With that line, Sansa seemed to be suggesting that she was almost grateful to her abusers for teaching her life's "important lessons."
Twitter immediately sounded off against the misguided writing, pointing out the only person Sansa should be grateful to is herself.
This small but hugely important distinction in how Sansa thinks of her abusers is a tell-tale sign of the misogyny Hollywood is still struggling to move past.
It's irresponsible writing. It's damaging writing.

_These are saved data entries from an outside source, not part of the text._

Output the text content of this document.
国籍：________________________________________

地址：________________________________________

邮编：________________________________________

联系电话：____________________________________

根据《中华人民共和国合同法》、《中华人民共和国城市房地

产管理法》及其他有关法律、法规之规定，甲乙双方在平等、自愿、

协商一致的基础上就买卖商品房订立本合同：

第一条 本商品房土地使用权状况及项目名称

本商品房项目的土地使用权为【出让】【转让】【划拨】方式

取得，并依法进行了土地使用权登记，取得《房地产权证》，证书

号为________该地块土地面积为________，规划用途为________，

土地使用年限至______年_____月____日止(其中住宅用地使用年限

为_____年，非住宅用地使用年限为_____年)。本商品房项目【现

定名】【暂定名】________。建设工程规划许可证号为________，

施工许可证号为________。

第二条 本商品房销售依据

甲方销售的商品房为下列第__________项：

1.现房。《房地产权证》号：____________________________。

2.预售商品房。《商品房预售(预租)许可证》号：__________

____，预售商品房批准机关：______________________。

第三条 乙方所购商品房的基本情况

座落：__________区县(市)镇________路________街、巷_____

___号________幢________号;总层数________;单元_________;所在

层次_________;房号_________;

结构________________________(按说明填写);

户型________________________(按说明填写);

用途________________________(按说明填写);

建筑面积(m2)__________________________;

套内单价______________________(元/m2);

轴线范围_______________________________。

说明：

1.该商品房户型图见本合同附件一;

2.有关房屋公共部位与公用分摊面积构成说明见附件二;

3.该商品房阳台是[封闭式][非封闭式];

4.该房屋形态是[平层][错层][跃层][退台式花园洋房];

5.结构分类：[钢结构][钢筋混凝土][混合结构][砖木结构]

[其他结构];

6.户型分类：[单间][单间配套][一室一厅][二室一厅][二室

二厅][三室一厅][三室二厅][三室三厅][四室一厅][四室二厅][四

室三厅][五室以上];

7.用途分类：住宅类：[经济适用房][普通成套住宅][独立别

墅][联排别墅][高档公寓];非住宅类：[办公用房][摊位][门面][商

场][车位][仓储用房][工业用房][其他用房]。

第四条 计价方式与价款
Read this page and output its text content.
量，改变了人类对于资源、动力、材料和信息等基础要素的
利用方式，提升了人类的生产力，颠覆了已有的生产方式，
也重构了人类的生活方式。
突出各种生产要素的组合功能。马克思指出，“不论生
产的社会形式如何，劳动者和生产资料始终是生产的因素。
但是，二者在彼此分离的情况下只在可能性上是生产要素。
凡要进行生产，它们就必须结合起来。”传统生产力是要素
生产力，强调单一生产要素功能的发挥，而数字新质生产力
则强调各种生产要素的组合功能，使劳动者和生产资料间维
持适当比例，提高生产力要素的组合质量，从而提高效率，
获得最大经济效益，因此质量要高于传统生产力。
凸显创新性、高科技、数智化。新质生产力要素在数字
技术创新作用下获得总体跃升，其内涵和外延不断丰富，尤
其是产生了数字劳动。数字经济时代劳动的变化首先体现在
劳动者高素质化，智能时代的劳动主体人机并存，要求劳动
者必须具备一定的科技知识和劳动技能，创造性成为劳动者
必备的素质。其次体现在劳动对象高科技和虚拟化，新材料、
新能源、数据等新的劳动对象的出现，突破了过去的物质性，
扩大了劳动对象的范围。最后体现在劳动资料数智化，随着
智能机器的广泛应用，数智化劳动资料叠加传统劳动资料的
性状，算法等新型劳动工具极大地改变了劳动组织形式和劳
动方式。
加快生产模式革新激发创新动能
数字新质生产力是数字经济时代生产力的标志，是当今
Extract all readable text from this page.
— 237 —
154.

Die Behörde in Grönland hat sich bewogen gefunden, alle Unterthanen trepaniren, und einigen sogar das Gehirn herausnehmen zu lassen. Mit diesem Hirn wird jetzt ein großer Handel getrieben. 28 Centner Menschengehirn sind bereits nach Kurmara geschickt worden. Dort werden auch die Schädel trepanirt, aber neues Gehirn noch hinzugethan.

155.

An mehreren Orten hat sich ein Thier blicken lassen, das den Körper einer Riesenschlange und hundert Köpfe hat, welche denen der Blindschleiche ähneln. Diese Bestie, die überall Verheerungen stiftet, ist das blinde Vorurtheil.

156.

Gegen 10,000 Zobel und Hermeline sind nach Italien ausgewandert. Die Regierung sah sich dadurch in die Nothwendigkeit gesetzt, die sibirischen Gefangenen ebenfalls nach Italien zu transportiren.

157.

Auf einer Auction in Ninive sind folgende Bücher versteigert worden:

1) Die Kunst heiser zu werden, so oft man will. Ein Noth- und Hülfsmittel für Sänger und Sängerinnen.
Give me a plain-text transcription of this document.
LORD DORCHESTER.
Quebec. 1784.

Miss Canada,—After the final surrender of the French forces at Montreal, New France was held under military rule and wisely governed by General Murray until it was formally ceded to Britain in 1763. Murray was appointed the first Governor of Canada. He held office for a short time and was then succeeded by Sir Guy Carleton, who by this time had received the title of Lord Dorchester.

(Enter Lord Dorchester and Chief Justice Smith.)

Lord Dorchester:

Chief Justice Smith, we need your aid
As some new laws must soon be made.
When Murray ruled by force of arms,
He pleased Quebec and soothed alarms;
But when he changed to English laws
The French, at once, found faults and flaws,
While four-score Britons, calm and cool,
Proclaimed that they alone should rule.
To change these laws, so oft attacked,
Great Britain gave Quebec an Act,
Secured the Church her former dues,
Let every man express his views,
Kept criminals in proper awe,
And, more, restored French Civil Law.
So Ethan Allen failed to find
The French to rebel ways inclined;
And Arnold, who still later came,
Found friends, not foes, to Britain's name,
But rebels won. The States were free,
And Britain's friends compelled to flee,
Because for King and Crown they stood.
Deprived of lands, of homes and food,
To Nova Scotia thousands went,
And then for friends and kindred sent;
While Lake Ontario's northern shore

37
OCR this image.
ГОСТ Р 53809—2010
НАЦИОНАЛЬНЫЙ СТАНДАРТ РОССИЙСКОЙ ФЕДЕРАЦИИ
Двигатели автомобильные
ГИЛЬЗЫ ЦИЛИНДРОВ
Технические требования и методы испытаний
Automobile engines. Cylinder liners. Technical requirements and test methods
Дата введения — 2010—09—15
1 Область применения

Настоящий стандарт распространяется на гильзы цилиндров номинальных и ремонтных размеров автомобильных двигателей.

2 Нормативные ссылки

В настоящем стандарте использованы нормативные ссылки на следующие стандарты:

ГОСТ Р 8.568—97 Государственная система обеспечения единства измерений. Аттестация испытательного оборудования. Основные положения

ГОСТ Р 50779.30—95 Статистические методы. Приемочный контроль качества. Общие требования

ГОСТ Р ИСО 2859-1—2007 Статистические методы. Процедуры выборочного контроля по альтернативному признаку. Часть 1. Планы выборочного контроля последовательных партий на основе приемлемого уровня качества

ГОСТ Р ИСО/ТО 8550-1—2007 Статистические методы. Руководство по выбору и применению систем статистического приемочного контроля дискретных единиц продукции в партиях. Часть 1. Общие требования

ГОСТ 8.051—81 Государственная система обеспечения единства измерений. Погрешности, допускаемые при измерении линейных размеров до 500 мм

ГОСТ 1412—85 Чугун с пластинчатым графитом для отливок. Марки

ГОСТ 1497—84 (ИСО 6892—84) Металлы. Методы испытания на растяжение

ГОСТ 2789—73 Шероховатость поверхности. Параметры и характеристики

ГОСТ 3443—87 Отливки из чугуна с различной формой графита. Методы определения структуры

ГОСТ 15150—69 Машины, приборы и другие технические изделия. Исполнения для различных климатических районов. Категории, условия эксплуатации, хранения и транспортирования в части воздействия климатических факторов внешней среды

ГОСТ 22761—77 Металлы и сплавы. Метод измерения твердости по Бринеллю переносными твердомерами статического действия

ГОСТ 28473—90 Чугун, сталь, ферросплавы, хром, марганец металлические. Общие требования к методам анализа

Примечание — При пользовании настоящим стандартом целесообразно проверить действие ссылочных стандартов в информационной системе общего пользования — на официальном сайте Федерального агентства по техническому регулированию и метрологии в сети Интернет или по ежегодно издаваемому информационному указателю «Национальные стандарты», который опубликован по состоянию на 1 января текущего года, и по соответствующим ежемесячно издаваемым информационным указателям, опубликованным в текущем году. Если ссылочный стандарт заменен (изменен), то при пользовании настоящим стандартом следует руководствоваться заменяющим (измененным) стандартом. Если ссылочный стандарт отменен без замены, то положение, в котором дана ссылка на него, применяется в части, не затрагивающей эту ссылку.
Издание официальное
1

No character should ever have to claim to be grateful for sexual trauma.
Game of Thrones has employed a grand total of two women writers.
The last episode to feature a female writer, "Dark Wings Dark Words," premiered in 2013.
Since that time, every episode has been written exclusively by men, and all but two episodes were directed by men.
While the male writers and director of this scene may have had the best intentions, input from a strong female voice would have made all the difference.
And Sansa's gratitude wasn't the only feminist concern in the episode...
Some Twitter users gave a small defense of the show's choice, but even they had to admit Sansa's words hadn't been framed correctly.
With two episodes of Game of Thrones remaining, both of them written and directed by men, the show is unlikely to be moving towards a more thoughtful, nuanced view of feminism and abuse survivors... but we can always hope!